Ministerpräsident Mariano Rajoy will nach seinem Erfolg bei der Neuwahl des Parlaments zuerst mit den Sozialisten (PSOE) über eine mögliche Formel für eine Regierungsbildung sprechen. "Ich werde Gespräche mit allen politischen Kräften führen, aber zuerst mit der PSOE", sagte der konservative Regierungschef am Montag dem Radiosender Cadena Cope.

"Bei grundsätzlichen Themen benötigen wir die Unterstützung der Sozialisten." Rajoys Volkspartei (PP) hatte bei der Neuwahl ihre Position als stärkste Kraft ausgebaut, die absolute Mehrheit im Parlament aber weit verfehlt. Die PSOE hatte eine Große Koalition mit den Konservativen nach deutschem Vorbild bisher strikt abgelehnt.

Feier mit Podemos-Slogan

Nach dem Sieg der konservativen Volkspartei (PP) bei den spanischen Parlamentswahlen hat in der Nacht auf Montag Feststimmung vor der Parteizentrale in der Madrider Genova-Straße geherrscht. Tausende Anhänger waren gekommen, um Wahlsieger Mariano Rajoy zu feiern. Sie schwenken die blauen Parteifahnen, spanische Nationalflaggen und Europafahnen.

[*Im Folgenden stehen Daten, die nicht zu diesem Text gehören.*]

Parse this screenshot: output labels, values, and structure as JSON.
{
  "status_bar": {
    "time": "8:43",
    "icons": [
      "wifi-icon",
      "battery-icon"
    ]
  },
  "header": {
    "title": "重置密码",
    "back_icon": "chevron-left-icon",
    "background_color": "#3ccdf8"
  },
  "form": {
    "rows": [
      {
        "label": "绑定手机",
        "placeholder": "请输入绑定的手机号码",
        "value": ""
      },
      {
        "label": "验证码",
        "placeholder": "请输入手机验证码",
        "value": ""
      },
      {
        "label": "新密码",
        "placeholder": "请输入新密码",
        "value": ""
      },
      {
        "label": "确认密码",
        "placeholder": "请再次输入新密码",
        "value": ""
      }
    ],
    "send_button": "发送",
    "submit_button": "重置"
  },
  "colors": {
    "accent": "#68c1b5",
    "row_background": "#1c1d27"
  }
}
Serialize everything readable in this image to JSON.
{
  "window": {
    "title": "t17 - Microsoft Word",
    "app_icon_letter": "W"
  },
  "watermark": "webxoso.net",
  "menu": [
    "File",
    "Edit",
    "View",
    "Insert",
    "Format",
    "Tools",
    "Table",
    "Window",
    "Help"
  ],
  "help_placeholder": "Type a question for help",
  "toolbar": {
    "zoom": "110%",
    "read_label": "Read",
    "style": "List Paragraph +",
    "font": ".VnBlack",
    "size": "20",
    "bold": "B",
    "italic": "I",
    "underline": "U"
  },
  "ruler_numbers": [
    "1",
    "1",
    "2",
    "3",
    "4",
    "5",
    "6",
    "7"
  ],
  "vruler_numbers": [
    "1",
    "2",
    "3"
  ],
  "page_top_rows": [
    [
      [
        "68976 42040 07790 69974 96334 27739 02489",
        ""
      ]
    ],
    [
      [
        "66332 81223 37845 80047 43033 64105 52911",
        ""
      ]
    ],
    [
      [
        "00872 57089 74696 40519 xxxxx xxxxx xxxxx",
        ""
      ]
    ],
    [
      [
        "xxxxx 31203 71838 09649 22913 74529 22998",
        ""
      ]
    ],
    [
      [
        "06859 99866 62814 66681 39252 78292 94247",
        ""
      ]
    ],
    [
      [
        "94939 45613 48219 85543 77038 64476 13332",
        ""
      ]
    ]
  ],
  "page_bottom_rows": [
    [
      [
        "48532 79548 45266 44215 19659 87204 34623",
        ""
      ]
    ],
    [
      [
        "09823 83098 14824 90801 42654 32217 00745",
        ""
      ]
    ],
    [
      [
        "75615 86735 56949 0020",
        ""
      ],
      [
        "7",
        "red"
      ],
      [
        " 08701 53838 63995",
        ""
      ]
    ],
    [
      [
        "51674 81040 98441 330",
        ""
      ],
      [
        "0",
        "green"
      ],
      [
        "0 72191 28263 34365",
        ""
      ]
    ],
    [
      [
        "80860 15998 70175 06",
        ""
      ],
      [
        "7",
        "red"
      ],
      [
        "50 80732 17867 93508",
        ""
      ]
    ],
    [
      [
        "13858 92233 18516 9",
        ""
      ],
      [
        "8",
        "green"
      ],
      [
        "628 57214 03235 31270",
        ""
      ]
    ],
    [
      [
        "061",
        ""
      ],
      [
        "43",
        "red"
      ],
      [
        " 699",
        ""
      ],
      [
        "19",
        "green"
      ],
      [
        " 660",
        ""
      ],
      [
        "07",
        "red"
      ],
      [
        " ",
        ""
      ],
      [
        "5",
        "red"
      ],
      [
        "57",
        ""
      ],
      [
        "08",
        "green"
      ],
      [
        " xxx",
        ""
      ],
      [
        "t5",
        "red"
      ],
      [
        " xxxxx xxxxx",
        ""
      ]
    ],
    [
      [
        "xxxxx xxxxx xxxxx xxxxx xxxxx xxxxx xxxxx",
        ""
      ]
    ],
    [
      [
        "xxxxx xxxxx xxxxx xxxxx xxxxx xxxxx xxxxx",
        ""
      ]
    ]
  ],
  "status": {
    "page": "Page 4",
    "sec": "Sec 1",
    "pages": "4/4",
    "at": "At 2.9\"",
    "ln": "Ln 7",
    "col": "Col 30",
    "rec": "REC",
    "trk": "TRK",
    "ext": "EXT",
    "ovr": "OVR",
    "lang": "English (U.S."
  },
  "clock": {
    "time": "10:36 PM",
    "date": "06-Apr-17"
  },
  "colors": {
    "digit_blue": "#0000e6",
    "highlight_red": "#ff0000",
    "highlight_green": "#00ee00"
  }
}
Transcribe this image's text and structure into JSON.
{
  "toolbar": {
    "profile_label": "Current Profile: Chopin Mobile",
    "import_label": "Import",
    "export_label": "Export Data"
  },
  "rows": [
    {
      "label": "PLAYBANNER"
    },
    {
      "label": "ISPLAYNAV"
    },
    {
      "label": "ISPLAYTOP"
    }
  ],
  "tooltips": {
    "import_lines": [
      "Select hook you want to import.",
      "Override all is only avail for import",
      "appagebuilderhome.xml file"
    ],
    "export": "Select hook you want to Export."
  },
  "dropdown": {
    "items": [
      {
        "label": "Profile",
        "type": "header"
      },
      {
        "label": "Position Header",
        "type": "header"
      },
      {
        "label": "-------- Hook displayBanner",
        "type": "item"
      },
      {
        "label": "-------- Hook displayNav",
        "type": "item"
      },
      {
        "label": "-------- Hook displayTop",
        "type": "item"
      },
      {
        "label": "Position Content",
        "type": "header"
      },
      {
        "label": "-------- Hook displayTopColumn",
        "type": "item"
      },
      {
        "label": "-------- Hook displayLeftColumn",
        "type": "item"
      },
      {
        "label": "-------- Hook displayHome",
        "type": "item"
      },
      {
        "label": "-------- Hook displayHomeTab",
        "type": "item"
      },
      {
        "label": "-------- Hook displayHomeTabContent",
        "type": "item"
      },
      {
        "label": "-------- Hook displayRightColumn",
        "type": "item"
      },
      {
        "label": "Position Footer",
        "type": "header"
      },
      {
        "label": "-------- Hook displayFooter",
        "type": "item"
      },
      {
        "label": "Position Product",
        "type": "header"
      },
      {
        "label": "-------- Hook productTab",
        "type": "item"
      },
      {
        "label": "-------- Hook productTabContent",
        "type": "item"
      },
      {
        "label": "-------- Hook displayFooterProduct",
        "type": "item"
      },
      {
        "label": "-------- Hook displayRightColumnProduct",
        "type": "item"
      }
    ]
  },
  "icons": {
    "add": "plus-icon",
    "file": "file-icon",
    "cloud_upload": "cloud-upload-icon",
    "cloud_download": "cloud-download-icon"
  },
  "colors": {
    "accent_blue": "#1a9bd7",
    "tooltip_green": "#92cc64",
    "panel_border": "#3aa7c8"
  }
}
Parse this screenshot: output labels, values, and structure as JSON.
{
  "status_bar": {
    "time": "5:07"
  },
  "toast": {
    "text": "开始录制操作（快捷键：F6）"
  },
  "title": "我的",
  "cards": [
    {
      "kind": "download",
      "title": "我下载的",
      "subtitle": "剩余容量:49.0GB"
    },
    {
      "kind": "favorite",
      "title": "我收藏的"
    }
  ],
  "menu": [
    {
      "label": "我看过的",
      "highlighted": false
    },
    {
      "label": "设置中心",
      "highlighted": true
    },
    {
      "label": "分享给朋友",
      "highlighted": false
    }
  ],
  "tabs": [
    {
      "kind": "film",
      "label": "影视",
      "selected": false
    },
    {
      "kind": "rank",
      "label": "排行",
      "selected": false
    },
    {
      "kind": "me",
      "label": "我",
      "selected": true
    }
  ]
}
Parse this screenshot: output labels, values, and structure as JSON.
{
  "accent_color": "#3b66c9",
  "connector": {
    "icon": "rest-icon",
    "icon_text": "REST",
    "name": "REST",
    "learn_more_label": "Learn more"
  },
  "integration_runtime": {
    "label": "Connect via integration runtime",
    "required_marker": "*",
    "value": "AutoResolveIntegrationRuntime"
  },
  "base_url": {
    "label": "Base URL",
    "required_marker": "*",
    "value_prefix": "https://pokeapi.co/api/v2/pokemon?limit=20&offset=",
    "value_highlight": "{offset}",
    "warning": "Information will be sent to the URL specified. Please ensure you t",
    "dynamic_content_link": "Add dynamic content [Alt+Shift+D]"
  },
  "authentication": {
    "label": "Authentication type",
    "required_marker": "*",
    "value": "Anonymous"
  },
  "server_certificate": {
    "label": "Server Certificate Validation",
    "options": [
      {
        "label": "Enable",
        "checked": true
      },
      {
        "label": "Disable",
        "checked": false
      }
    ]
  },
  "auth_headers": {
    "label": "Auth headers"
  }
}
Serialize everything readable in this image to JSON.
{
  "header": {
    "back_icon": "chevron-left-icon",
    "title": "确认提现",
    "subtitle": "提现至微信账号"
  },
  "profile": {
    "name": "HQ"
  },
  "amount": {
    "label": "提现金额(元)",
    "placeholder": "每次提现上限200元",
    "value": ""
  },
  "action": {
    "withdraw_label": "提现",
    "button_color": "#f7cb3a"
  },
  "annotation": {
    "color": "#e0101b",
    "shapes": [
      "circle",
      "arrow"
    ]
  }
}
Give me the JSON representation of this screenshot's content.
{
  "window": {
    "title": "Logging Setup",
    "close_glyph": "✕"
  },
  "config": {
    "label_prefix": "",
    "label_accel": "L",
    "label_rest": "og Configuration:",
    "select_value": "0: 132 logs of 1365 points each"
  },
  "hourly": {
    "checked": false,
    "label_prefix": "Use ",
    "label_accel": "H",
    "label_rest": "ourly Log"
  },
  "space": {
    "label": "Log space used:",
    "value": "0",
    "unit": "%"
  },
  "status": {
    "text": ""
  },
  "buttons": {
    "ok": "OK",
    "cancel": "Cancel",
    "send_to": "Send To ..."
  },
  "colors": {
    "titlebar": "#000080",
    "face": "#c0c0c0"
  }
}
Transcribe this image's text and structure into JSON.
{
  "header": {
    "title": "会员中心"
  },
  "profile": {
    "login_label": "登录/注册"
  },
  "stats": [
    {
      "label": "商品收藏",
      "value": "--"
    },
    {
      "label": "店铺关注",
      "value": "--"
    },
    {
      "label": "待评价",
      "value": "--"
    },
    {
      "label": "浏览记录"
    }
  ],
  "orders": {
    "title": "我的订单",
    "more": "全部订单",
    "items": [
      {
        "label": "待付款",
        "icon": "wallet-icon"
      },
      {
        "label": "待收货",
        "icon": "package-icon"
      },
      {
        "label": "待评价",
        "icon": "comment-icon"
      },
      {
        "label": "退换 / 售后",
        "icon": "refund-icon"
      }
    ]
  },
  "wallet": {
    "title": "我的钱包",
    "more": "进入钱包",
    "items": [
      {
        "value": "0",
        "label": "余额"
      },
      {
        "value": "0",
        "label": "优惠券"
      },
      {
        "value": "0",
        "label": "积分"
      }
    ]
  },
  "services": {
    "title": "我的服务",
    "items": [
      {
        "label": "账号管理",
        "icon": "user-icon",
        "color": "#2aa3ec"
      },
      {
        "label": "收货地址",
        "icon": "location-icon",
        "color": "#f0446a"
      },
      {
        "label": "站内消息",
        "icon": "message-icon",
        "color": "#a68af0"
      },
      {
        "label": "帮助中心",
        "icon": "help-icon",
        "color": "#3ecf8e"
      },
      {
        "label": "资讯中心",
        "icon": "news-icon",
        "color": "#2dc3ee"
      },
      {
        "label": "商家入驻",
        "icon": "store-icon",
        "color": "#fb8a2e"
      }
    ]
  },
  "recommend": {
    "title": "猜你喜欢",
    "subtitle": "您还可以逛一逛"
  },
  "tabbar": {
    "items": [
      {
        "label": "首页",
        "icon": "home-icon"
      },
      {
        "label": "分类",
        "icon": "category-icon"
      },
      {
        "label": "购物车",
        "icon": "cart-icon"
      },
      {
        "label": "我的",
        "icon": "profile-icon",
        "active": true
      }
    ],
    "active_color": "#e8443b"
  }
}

"Presidente, Presidente" singt die Masse, als der amtierende Ministerpräsident den Balkon der Parteizentrale betritt. Minutenlang kommt er nicht zu Wort, wird immer wieder beim Versuch, das Wort zu ergreifen, unterbrochen. Die Spruchgesänge wechseln im Sekundentakt. "Wie könnte ich Dich nicht lieben" singen die Parteianhänger in Anlehnung an ein bekanntestes Lied, mit dem normalerweise die Fußballfans von Real Madrid ihren Verein feiern. Gleich darauf greifen sie den bekannten Slogan der linkspopulistischen Partei "Podemos" (Wir können) auf und skandieren: "Si se puede" (Ja, wir können).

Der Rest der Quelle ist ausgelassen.